The Mellon Foundation stepped in Tuesday with $15 million in emergency aid, but it covers only a fraction of the $65 million in funding that was expected — leaving many programs, especially in rural areas, at risk.

Joy Connolly, president of the American Council of Learned Societies, has long highlighted the massive disparities in research funding between the humanities and sciences. Still, humanities degrees continue to offer long-term career value, even if initial salaries lag behind technical degrees.

“It is true that the immediate job after college for humanities majors is often less well-compensated than the first job for someone who’s working as a coder,” she said. “But later on in the career, those numbers even out.”

More than 80% of humanities majors report being happier with their jobs than peers in other fields, according to the American Academy of Arts and Sciences.

Connolly, an expert on ancient Roman political thought, said studying a subject you’re passionate about prepares students for a future in which multiple career changes are the norm.

“It’s that experience of digging into a topic, whether it be astrophysics or art history, that really gives your brain the workout, and the preparation for a life that these days is going to involve six or seven career changes in a really unpredictable world,” Connolly said.

The value of a liberal arts education has been debated for years. American politicians, on both the ideological right and left, have urged American families to seek more technical degrees.

In 2014, former President Barack Obama urged Americans to consider skilled trades.

“A lot of young people no longer see the trades and skilled manufacturing as a viable career. But I promise you, folks can make a lot more potentially with skilled manufacturing or the trades than they might with an art history degree,” Obama told General Electric workers in Waukesha, Wisconsin. “Nothing wrong with art history. I love art history. So I don’t want to get a bunch of emails from everyone.”

Obama did get a bunch of emails. For that art history insult, he faced immediate backlash from the academy and the Democratic base, prompting an apology and even a hand-written note to one professor.

More recently, speaking to students on stage at Hamilton College, Obama sounded a different note.

“Unless you are really good, like one of the top 1% of in terms of understanding how to code, you’re better off with liberal arts education,” he said, predicting AI will soon disrupt many white-collar jobs.

“What these machines can’t yet do, and I don’t anticipate will be able to do, is tell as good a story or show compassion or be able to inspire a child or build a sense of teamwork and get people to understand and believe in a common mission,” he said.

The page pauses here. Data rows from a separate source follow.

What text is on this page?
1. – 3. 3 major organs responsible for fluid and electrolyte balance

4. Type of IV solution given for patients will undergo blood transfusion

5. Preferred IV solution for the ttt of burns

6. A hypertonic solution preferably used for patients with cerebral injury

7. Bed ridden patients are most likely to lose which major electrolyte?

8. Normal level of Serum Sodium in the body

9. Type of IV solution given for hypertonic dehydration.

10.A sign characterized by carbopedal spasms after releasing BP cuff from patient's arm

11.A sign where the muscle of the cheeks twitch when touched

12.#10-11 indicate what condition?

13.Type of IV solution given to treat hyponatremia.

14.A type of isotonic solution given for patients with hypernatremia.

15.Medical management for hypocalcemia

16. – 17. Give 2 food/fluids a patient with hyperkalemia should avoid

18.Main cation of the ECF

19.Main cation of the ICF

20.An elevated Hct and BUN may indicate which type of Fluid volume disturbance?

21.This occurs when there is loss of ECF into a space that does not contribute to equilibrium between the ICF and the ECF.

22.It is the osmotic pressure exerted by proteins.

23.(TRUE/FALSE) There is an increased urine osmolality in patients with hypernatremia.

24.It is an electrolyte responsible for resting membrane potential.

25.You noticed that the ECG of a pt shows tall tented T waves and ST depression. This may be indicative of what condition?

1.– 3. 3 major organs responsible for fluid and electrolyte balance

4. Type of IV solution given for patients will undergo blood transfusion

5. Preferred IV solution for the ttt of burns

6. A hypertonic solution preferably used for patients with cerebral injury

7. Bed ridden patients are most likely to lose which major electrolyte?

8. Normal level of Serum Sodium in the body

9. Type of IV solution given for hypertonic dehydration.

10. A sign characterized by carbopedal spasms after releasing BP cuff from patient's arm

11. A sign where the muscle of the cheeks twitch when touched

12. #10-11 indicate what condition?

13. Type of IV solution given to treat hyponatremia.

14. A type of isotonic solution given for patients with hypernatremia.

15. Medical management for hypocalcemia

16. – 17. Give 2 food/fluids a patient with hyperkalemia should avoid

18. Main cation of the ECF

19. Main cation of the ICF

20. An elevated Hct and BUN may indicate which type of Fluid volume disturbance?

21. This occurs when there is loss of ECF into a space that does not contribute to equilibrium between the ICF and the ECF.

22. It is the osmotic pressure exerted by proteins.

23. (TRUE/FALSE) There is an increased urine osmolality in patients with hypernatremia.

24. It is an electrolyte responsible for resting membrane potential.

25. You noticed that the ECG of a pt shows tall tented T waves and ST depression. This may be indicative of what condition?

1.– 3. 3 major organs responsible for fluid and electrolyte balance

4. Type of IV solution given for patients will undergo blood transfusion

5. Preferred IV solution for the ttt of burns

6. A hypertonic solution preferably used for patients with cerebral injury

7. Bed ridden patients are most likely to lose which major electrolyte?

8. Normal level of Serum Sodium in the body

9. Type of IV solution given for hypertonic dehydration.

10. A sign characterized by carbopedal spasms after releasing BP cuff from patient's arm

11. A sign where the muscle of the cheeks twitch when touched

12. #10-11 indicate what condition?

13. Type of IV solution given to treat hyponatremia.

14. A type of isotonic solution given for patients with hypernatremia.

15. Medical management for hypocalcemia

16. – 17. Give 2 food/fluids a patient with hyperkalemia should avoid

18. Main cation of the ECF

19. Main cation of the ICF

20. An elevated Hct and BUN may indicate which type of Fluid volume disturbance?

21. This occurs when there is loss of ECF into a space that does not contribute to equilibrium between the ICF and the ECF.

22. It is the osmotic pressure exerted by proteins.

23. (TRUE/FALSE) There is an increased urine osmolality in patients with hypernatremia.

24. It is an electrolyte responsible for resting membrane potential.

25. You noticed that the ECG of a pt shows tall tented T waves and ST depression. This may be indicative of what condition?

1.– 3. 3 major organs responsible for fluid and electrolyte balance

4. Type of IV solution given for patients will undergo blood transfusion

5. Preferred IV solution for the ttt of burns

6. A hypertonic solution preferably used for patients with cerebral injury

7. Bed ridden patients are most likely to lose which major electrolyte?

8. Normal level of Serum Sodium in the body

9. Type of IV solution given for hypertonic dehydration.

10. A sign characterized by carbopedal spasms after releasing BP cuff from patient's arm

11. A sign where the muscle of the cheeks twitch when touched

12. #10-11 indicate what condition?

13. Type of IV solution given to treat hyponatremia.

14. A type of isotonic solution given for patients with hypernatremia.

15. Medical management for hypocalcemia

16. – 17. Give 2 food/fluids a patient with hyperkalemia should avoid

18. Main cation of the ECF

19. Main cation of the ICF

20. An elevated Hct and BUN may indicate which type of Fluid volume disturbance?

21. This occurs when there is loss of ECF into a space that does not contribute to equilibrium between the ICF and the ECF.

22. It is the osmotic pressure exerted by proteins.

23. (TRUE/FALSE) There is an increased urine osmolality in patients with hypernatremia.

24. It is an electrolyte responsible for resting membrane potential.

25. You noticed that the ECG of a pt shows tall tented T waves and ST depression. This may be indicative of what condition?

Looking forward, Obama said those people-based qualities will only grow more valuable.

Thoughtful and hireable

At Georgia Tech, the steam whistle still blows every hour, just as it has since the 1880s , once calling students to shop classes.

After class on a recent afternoon, sophomore Zara Vaughan said she’s glad she switched from neuroscience to humanities.

“In our classes, we are so heavily discouraged from things like ChatGPT,” she said. “I know you don’t normally have to write an essay as an adult, but communication skills are really important.”

Vaughan said studying the humanities has helped her slow down in a world ruled by Instagram, TikTok and YouTube.

“Everything is so fast track,” she said. “We have short attention spans.”

A young woman with long, dark hair wearing a green shirt and white shorts looks directly at the camera with a half-smile while standing outside a glass and metal building.
Zara Vaughan is a sophomore at Georgia Tech. She said one of the benefits of studying the humanities is the ability to slow down in the age of social media.
Kirk Carapezza GBH

Vaughan hopes to become a sports reporter, but is also minoring in pre-law to keep her options open.

Meanwhile, senior Kristin Hsu just landed a job at a human resources and tech company.

“I’m just so excited,” she said. “To feel secure and know what I’m doing when I’m graduating is the best feeling.”

She’s one more student proving that humanities grads aren’t just thoughtful, they’re hireable.